Rio purchases remaining Citadel stake

Rio Tinto has purchased Antipa Minerals’ stake in the Citadel joint venture (JV), expanding its footprint in the Paterson Province of Western Australia.

The Citadel JV covers 1200 square kilometres of tenure and comprises the Calibre and Magnum gold-copper-silver deposits, which have a total mineral resource estimate of 127 million tonnes containing 2.84 million ounces (moz) of gold at 0.71 grams per tonne (g/t), 173,000 tonnes of copper at 0.13 per cent, and 2.1moz of silver at 2.1g/t.

The Citadel JV was established in October 2015 when Antipa and Rio Tinto Exploration entered into a farm-in and JV agreement.

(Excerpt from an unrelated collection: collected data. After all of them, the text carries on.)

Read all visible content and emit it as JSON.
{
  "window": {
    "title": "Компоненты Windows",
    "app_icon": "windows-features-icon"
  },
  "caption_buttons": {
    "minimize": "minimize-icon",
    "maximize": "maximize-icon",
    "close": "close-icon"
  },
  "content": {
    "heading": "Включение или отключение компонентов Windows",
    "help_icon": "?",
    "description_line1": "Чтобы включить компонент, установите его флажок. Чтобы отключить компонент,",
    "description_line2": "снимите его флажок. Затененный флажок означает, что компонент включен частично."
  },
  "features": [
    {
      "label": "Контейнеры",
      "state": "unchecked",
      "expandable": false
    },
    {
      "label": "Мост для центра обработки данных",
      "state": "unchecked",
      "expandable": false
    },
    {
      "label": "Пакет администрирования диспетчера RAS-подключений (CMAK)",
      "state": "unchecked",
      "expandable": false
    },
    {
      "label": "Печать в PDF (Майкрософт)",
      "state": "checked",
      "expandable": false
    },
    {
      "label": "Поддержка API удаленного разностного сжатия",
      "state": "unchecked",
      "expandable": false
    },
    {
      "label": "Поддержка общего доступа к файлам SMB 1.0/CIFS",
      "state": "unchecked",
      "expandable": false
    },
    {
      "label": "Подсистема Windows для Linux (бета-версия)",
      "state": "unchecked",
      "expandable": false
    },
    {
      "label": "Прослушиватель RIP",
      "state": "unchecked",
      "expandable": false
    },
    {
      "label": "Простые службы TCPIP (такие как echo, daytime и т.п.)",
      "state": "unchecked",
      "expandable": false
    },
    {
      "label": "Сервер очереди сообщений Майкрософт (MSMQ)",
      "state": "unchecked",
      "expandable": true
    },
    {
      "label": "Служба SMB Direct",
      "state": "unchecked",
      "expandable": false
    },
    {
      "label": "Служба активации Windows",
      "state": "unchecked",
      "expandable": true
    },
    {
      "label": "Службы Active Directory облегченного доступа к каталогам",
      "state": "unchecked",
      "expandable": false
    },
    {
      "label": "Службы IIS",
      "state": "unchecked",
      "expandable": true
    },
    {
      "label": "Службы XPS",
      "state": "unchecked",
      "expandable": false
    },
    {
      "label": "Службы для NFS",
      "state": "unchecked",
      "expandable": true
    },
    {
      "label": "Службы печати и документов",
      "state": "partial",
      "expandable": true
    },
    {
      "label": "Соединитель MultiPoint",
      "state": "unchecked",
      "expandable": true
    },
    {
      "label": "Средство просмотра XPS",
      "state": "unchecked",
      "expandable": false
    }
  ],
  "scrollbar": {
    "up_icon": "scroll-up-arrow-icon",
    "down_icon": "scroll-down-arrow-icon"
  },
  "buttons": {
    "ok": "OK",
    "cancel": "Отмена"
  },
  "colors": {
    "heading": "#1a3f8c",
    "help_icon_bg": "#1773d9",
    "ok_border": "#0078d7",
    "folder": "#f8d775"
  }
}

Rio Tinto has since gained a 68 per cent interest in the project, with Antipa holding the balance.

Now, Antipa has agreed to sell its 32 per cent non-controlling interest in Citadel to Rio Tinto for $17 million, with the anticipated $23 million in proceeds to go towards advancing the nearby Minyari Dome gold-copper project.

“We are very pleased to have signed a binding term sheet with long-standing Citadel joint venture partner, Rio Tinto,” Antipa managing director Roger Mason said.

“The sale of our minority, non-controlling, interest in the Citadel project, which was a non-core asset for Antipa, liberates cash, providing an extremely solid financial foundation from which to accelerate the development of our flagship, wholly owned Minyari Dome project.”

Mason described Rio Tinto as the “natural buyer” for Antipa’s stake in Citadel, with the transaction positioning the gold and copper explorer to unlock Minyari Dome’s full potential.

“Our team is busy finalising an update to the existing Minyari deposit mineral resource including simultaneously preparing a maiden mineral resource for GEO-01,” Mason said. “Together, these deposits will form a basis for a revised Minyari Dome scoping study.

“We look forward to sharing the outcomes from these project advancement milestones in the coming weeks.”

The transaction is expected to be finalised by November.

Rio Tinto has also increased its shareholding in Sovereign Metals to 19.9 per cent.

Sovereign is the owner of the Kasiya rutile-graphite project in Malawi, east Africa. A pre-feasibility study released in September 2023 confirmed Kasiya’s potential to become one of the world’s largest and lowest cost producers of natural rutile and graphite.

Rio Tinto first invested $40.4 million in Sovereign to gain a 15 per cent shareholding in July 2023 to help advance Kasiya.

“The experience and expertise that Rio Tinto brings will truly set Kasiya apart as a potentially globally significant supply of two critical minerals and take us all a step closer to supply chain decarbonisation and achieving net-zero,” Sovereign chairman Ben Stoikovich said at the time.